Dwa tomy książki pochłonęły mnie całkowicie. Z początku byłam dosyć sceptycznie nastawiona. Wojna? Bieda? Nie tego oczekiwałam. Jednak kiedy czytałam, nie potrafiłam się oderwać. bardzo cieszył mnie fakt, że akcja powieści toczy się we Francji, a później także w stolicy kraju - Paryżu. Helene polubiłam od pierwszej strony. Emanowała z niej władczość, przebiegłość, ale także kobiecość, klasa. Z jednej strony "kobieta z jajami", z drugiej samotna, zagubiona dziewczyna. Akcja toczy się w latach 60. XX wieku, kiedy rola kobiety zamykała się na prowadzeniu domu i wychowywaniu dzieci. Kobietom trudno był wybić się ponad władzę mężczyzn. Nieszczęścia jakie spotkały Helene utwardziły ją, ale nie pozbawiły uczuć. Jak każda kobieta chciała być kochana i sama chciała kochać. Pragnęła, aby jej cały życiowy dorobek przejęły jej dzieci.

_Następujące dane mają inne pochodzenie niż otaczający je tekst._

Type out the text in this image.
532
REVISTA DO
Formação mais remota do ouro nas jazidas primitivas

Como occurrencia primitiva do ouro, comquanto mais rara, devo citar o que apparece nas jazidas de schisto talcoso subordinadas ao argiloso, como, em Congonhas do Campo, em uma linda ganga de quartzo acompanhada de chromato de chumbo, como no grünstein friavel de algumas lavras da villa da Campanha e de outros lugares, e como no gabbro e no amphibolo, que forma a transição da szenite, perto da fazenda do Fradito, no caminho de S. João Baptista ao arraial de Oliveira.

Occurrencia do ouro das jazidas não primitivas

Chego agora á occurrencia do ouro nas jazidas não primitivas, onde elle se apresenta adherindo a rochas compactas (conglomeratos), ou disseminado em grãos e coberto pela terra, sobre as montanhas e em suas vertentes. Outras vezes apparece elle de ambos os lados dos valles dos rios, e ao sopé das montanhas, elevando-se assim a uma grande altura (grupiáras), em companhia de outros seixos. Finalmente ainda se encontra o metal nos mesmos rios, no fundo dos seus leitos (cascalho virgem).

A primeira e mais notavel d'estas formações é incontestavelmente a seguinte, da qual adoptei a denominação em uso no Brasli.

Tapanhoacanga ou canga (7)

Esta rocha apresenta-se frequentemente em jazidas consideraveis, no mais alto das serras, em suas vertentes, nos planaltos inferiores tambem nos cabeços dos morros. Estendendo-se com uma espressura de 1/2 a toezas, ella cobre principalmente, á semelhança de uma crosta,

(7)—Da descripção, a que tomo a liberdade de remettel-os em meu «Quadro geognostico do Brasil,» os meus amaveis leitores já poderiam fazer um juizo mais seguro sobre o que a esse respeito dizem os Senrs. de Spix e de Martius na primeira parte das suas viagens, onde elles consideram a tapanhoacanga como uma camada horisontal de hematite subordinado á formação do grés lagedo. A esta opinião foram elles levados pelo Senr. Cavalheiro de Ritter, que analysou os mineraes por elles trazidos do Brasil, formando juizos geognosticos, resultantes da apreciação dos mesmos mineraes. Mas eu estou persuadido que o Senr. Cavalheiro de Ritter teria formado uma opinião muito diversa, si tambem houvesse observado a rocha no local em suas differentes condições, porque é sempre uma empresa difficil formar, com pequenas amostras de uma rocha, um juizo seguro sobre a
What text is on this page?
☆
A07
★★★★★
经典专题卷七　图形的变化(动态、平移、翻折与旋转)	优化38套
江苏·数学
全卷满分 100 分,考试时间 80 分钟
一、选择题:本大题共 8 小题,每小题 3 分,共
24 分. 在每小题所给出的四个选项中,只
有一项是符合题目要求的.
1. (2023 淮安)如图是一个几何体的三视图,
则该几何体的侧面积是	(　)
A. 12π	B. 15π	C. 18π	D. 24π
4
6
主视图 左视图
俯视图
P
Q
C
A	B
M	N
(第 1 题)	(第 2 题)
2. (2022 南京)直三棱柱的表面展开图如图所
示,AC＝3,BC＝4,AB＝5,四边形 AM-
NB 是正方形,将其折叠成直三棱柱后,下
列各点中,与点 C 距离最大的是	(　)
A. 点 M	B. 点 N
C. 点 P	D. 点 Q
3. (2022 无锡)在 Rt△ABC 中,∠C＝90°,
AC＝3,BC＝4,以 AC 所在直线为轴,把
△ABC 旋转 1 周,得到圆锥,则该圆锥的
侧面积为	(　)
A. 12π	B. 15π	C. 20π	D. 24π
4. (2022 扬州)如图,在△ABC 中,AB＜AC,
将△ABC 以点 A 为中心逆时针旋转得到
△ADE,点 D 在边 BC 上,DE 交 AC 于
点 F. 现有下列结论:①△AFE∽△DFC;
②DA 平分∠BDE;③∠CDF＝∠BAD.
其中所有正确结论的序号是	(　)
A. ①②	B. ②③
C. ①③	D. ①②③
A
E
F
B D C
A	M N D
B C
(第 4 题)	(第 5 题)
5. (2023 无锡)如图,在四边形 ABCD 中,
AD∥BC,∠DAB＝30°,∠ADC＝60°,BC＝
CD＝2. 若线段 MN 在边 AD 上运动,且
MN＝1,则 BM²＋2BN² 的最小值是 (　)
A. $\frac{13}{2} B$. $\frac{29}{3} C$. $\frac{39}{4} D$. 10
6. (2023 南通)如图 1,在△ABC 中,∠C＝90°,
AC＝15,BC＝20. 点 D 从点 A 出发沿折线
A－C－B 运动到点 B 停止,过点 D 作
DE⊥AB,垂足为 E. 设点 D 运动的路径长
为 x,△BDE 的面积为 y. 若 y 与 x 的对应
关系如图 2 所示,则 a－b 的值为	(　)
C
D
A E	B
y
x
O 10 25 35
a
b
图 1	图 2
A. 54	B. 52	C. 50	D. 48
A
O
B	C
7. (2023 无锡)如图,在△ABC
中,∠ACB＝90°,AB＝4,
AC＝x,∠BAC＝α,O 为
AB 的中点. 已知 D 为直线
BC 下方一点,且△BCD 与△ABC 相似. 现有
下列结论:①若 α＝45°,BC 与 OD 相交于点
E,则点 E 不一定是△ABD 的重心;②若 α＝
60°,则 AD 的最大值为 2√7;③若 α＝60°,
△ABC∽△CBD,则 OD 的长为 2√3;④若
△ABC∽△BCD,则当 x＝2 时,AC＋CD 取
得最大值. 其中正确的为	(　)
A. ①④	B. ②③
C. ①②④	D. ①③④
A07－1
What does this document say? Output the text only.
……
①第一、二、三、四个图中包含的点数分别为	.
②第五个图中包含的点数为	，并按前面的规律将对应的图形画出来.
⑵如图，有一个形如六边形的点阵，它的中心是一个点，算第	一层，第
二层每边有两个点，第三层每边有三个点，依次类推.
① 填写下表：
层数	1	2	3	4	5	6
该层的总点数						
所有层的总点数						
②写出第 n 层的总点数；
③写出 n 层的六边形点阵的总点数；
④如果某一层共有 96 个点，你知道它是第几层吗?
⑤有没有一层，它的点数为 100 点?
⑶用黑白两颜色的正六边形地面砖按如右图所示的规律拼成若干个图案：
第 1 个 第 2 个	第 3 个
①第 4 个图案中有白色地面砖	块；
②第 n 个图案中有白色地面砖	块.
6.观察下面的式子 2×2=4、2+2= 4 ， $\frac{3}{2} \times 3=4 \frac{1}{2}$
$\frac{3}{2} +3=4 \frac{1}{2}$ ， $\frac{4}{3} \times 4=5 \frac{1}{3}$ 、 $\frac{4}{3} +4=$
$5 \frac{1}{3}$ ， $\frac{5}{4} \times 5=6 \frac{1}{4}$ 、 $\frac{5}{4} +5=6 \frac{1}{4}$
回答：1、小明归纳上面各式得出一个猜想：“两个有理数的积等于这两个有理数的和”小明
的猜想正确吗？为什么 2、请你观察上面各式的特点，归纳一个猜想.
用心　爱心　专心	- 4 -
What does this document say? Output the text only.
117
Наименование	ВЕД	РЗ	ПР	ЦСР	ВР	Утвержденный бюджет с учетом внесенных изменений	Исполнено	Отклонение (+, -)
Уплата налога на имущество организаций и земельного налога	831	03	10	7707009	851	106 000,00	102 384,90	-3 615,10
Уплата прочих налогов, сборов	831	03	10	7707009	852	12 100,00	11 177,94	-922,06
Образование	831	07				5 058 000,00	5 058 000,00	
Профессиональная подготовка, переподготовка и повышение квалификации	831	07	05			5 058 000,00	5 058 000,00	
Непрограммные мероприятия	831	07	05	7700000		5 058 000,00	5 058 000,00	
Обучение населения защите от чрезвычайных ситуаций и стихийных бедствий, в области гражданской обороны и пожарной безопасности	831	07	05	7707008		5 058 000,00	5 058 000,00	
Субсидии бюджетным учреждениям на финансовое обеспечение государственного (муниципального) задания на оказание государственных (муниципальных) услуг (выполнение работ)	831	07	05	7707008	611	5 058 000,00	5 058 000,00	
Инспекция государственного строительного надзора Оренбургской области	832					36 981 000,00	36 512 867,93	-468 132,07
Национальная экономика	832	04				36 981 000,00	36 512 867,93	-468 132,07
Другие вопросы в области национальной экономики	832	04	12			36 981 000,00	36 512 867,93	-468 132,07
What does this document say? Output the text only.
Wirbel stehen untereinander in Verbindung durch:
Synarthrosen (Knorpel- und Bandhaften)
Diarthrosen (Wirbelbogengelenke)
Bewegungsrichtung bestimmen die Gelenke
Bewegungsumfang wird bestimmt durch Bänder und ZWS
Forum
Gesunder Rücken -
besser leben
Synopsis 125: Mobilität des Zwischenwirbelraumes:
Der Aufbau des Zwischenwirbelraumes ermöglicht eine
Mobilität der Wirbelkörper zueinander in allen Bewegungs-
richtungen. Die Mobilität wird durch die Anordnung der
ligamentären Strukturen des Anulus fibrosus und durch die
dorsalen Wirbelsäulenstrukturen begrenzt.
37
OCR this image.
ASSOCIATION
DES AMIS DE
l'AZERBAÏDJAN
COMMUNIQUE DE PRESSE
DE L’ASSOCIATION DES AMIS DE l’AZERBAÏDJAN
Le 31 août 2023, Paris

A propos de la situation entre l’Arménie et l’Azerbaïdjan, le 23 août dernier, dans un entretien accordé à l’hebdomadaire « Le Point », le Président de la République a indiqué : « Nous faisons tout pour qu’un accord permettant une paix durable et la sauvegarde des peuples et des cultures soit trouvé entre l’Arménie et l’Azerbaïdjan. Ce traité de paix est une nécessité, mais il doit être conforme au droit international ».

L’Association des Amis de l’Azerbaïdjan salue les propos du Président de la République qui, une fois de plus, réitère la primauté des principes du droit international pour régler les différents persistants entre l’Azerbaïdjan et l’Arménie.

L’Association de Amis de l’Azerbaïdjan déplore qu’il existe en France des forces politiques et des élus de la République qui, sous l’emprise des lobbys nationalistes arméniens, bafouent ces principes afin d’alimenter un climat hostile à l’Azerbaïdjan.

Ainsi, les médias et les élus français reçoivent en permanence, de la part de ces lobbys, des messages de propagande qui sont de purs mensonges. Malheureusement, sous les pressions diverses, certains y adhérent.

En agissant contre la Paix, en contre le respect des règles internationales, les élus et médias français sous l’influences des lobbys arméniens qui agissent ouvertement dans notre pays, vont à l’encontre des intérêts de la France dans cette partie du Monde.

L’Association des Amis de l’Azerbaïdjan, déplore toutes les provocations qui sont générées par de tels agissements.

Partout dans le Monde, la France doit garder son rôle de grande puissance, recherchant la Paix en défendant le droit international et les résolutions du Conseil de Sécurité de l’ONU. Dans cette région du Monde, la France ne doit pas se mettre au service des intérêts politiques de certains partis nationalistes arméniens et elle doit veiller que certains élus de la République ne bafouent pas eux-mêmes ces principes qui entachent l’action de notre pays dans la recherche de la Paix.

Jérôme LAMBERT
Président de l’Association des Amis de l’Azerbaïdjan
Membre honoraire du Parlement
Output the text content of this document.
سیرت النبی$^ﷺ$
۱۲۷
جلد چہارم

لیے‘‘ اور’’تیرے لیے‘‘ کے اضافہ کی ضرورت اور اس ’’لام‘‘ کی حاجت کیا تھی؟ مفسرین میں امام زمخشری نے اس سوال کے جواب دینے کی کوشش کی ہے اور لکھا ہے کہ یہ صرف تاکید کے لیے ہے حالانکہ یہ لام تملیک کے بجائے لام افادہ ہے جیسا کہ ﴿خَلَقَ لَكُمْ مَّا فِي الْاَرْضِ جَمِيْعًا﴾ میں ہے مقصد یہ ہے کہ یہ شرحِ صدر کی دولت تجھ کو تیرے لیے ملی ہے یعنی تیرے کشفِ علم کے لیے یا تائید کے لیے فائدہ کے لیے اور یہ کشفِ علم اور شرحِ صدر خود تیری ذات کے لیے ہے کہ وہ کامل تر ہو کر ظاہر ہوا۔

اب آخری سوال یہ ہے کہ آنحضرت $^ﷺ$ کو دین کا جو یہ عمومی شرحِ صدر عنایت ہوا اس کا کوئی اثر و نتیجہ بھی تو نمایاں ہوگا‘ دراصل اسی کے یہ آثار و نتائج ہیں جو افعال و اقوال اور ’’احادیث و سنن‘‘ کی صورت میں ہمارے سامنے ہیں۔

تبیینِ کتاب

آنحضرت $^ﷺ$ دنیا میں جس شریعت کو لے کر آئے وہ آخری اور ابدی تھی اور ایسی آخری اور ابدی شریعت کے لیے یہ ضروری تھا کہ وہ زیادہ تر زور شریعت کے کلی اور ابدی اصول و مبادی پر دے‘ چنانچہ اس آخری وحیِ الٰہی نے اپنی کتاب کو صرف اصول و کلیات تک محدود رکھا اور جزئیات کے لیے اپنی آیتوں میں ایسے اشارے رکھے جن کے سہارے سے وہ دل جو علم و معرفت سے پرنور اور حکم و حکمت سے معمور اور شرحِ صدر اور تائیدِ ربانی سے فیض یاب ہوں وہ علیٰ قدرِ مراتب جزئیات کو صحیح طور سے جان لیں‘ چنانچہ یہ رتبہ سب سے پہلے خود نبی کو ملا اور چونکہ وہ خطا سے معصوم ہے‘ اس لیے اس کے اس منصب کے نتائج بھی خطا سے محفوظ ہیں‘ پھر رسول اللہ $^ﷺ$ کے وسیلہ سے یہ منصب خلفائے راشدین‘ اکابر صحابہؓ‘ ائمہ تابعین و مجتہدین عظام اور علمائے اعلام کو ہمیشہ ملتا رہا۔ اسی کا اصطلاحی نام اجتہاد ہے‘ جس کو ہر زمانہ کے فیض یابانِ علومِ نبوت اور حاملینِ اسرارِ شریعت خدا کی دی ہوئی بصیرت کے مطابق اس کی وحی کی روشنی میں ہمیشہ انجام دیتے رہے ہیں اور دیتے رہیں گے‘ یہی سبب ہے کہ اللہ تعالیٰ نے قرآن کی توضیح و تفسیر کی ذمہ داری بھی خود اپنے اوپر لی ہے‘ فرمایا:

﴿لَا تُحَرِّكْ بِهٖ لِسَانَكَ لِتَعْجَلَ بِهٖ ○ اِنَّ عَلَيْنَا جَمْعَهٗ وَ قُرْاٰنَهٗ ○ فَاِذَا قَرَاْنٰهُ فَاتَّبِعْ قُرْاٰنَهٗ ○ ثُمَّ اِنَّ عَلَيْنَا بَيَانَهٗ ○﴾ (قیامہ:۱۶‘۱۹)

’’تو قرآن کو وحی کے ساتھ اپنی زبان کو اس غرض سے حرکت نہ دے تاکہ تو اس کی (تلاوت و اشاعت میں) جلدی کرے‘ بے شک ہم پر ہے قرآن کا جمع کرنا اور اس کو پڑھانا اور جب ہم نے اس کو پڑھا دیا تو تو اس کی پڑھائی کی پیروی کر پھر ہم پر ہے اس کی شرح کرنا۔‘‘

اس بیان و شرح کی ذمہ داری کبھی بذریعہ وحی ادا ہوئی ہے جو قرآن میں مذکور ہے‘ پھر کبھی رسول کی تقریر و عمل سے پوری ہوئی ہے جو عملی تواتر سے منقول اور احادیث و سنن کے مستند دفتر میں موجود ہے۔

Sięgając po książkę Judith Gould nie zawiodłam się, wręcz przeciwnie, nabrałam jeszcze większej ochoty na poznacie reszty powieści.

Na podstawie książki został nakręcony miniserial o taki samym tytule. W rolę Helene wcieliła się Joan Collins. Koniecznie muszę go obejrzeć i porównać, czy jest tak samo dobry, jak wersja papierowa.